Part 3 will develop computationally adaptive sampling and transmission techniques to extend the performance and efficiency of IoT/5G transceivers. The system to be developed consists of a low-noise amplifier with a switched bias scheme to have zero quiescent power, a low-power 10-bit SAR ADC using a novel charge recycling comparator (< 5 fJ/conv-step), a frequency tunable oscillator, an adaptive rate controller that determines the sampling frequency based on the signal activity, and an FSK transmitter. The novelty of this approach lies in quantifying the signal activity in a power efficient manner by computing the first and second order derivative of the signal. The objective is to reduce the power of the system to less than 50µW compared to 1mW using uniform sampling.
Part 4 will develop another technique for reducing power consumption in IoT recievers. It will reduce power consumption by avoiding PLL-based solutions in favor of a new architecture based on a single crystal, which can be readily found on any existing system, and a novel combination of injection-locked oscillators and variable frequency dividers. The target specifications are 16-QAM demodulation, 4Mbps data rate in 1MHz of bandwidth (compatible with Bluetooth channelization), -83 dBm sensitivity, all in <1mW of power consumption.
Part 5 will concentrate on the next generation of millimeter-wave phased arrays (60 GHz) and low-power radar sensors (80 GHz or 120 GHz) with emphasis on phased-array architectures for low DC power consumption while still maintaining excellent system-level capabilities. It will investigate different architectures for low-loss T/R switches including asymmetrical switches and bi-directional amplifiers, and do a full comparison between passive and active (vector modulator) phase shifters in terms of power consumption, linearity and bandwidth. It will also investigate power amplifier topologies with 10 dB output power control while still maintaining the same PAE, by using different size transistors connected in parallel. On the LO side, it will investigate the power consumption of a local oscillator and divider at 60 GHz for communications (80 GHz or 120 GHz for low-power radars) versus the use of an oscillator at 2x or 3x lower frequencies and a multiplier/amplifier chain. It will also study the transitions between the phased-array (or mm-wave radar) and the antennas, and how decrease the transition loss and also increase the antenna efficiency. The goal is to tackle every aspect of the circuit and antenna systems so as to reduce the power consumption while still maintaining a strong communication the link or detection range in range, and to demonstrate an efficient communications link and/or low power radar sensor.

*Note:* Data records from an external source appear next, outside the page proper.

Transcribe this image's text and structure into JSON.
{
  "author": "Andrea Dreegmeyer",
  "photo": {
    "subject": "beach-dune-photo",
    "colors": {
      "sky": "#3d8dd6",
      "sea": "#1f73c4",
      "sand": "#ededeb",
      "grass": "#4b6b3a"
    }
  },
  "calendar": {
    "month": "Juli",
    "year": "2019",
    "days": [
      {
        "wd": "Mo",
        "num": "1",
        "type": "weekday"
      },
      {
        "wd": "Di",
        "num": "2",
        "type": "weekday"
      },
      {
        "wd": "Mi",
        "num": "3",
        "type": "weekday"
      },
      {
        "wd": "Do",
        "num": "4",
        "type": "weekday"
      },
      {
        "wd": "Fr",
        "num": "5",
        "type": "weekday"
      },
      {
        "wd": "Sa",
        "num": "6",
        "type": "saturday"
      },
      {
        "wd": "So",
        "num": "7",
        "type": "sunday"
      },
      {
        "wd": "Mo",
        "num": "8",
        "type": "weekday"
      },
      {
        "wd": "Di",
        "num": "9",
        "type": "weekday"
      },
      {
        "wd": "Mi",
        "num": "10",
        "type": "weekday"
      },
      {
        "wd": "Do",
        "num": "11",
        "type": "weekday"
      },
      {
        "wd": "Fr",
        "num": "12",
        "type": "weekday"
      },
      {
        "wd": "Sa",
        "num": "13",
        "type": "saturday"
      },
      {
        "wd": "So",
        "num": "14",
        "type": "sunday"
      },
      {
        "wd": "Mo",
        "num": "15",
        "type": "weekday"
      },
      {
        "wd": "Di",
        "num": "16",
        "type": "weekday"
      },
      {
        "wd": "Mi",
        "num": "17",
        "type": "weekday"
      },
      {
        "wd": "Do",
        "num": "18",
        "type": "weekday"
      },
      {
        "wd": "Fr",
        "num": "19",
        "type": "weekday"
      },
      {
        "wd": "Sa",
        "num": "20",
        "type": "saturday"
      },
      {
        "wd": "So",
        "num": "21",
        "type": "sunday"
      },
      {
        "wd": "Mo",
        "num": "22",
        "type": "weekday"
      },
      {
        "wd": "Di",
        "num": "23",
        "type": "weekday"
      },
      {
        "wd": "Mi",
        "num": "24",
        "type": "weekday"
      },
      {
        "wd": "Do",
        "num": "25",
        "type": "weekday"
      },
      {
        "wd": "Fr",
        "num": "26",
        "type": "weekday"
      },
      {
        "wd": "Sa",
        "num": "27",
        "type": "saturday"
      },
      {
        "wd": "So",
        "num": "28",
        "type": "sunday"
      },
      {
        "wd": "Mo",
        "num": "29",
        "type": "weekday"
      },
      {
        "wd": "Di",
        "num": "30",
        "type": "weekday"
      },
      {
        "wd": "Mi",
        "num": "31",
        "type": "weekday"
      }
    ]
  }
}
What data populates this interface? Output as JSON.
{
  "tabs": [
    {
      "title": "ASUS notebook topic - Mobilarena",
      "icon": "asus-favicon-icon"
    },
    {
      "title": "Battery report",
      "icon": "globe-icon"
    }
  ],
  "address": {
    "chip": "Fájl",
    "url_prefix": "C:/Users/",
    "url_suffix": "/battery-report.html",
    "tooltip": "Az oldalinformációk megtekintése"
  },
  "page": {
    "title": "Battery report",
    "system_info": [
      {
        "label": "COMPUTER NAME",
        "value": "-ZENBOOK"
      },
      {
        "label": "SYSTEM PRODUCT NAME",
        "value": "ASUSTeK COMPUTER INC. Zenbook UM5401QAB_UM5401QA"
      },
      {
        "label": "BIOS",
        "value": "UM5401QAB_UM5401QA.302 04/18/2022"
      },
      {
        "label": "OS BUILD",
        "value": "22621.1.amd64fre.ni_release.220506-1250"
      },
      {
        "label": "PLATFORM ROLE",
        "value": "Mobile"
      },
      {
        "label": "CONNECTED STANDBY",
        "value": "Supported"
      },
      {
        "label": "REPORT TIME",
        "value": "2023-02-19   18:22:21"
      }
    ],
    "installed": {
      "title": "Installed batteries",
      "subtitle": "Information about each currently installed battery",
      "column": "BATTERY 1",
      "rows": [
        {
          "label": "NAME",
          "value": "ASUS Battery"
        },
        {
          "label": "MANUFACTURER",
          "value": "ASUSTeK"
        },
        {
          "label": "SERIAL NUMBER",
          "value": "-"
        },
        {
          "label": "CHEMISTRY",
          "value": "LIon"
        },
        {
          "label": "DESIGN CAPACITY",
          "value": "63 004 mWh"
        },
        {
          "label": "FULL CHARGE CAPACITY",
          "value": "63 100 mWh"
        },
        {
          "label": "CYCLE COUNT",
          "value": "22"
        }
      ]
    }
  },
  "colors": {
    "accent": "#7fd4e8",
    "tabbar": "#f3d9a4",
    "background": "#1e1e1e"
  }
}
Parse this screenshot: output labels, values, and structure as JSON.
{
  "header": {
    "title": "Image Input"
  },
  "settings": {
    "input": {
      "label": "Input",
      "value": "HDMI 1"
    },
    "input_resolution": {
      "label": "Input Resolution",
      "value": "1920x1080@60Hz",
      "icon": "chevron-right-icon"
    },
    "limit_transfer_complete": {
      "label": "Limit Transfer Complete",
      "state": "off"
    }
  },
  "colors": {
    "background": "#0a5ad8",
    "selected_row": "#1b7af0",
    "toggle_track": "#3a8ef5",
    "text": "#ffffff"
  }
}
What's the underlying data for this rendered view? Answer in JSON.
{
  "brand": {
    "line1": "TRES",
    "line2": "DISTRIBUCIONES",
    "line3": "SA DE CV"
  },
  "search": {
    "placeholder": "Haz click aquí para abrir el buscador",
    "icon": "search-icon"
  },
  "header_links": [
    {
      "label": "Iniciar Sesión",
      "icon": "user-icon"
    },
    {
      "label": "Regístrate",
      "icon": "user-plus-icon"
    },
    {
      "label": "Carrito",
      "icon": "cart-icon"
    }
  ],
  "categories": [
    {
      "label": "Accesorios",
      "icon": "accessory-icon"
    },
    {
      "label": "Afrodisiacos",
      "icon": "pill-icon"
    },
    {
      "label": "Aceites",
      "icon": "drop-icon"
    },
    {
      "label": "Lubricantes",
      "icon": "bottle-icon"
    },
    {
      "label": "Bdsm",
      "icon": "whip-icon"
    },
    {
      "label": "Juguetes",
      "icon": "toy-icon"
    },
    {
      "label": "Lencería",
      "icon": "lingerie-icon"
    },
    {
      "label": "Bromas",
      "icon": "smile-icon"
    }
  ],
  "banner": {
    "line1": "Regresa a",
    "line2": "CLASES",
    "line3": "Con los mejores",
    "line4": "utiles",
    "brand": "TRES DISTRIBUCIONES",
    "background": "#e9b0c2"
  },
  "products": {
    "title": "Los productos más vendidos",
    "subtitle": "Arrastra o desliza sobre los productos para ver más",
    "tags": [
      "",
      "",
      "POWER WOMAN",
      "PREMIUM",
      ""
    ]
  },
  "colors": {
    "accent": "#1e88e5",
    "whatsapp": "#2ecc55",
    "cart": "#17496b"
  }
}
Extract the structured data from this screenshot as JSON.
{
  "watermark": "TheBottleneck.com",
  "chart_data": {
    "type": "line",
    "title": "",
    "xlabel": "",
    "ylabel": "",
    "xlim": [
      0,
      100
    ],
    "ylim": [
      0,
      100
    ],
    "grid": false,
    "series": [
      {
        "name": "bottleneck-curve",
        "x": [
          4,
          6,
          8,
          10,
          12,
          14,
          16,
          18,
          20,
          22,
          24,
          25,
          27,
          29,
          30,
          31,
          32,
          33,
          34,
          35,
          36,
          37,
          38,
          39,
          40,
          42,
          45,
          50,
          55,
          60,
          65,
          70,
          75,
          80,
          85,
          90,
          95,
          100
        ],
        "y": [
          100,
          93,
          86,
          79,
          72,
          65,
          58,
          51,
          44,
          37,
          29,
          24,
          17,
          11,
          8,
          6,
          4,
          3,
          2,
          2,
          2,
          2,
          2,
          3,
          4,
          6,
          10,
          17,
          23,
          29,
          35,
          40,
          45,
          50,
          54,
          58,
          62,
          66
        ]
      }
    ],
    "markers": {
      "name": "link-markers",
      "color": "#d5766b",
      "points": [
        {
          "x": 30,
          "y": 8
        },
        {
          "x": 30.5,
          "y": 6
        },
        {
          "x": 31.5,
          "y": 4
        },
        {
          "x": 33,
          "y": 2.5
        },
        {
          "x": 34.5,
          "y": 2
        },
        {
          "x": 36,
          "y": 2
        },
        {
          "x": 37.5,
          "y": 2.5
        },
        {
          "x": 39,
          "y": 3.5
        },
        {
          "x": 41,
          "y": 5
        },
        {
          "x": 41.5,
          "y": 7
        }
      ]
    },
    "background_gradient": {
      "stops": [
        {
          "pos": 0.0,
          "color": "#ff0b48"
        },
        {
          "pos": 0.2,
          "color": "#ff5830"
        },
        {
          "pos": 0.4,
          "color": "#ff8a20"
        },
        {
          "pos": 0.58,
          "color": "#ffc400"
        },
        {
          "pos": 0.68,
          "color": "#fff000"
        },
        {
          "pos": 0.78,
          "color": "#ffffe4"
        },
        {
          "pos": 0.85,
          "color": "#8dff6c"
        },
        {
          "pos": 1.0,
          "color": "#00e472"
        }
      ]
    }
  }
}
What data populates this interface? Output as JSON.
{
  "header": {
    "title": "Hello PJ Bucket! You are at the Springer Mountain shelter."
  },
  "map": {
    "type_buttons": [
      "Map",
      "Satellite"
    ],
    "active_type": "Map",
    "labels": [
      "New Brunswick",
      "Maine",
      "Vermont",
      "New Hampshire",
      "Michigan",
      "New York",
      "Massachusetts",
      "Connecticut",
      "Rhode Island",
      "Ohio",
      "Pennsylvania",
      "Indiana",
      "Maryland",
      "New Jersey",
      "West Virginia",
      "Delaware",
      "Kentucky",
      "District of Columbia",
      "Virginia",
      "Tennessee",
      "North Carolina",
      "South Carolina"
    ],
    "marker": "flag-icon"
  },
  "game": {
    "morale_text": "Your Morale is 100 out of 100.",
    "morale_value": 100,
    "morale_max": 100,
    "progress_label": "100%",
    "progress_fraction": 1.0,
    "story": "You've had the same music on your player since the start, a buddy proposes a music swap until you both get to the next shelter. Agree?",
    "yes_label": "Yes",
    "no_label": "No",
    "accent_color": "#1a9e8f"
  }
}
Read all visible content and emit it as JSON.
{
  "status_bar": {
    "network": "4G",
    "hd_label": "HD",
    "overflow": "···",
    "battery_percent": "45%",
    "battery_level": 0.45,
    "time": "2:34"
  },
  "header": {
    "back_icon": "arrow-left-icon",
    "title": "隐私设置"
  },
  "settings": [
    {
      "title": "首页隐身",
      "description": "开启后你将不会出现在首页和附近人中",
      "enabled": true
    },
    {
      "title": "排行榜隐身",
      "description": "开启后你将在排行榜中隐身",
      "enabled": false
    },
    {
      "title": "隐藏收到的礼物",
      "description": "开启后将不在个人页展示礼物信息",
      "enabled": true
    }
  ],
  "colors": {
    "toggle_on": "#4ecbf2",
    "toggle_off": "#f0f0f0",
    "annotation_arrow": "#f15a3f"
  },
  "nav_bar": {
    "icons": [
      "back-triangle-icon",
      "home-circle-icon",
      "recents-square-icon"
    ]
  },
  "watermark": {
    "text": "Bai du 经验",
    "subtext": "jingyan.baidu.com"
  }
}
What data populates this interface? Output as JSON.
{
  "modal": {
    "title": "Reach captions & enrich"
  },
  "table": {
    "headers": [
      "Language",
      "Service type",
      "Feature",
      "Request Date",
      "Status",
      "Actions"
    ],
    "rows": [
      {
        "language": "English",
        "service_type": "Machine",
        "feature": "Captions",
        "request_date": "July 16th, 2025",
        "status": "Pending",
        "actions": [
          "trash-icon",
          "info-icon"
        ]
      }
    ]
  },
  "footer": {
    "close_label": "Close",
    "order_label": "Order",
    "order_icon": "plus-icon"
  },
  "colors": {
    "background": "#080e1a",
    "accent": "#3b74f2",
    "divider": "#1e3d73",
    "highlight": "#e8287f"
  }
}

Lead PI: Professor Ian Galton
Massive MIMO Systems
Massive MIMO (M-MIMO), which consists of a large number of antennas at the access point, is a promising technology to meet the high data rate and quality of service requirements of 5G wireless systems. In this project, CWC faculty addresses several challenges in M- MIMO system design. The topics include channel modeling and estimation, energy efficient techniques and hardware architectures. In particular, this project studies several key aspects of massive MIMO systems: channel estimation in different environments for frequency division duplex (FDD) systems, data-aided channel estimation for time division duplex (TDD) systems, and distributed massive MIMO design tradeoffs. In particular, the project considers a novel dictionary learning perspective to enable low dimensional representations of the channel and compressive channel learning that can significantly reduce the feedback overhead for FDD systems. Also part of the research plan includes the development of semi-blind channel estimation methods to improve channel estimation well beyond what is possible with pilot-only training as well as to address the pilot contamination problem. Low complexity receiver design that leverage the M-MIMO spatial degrees of freedom and physical layer techniques with low complexity hardware, i.e. reduced RF chains are also addressed in this research. Also of interest is energy efficiency at all levels; system, hardware and processing. Examining the main components that contribute to the base station (BS) power consumption, the project aims to adapt the number of active RF chains, a significant factor in the power budget, to reduce the total BS power consumption while satisfying the QoS requirements. A MIMO testbed is being planned to better understand the channel modeling and scalability issues.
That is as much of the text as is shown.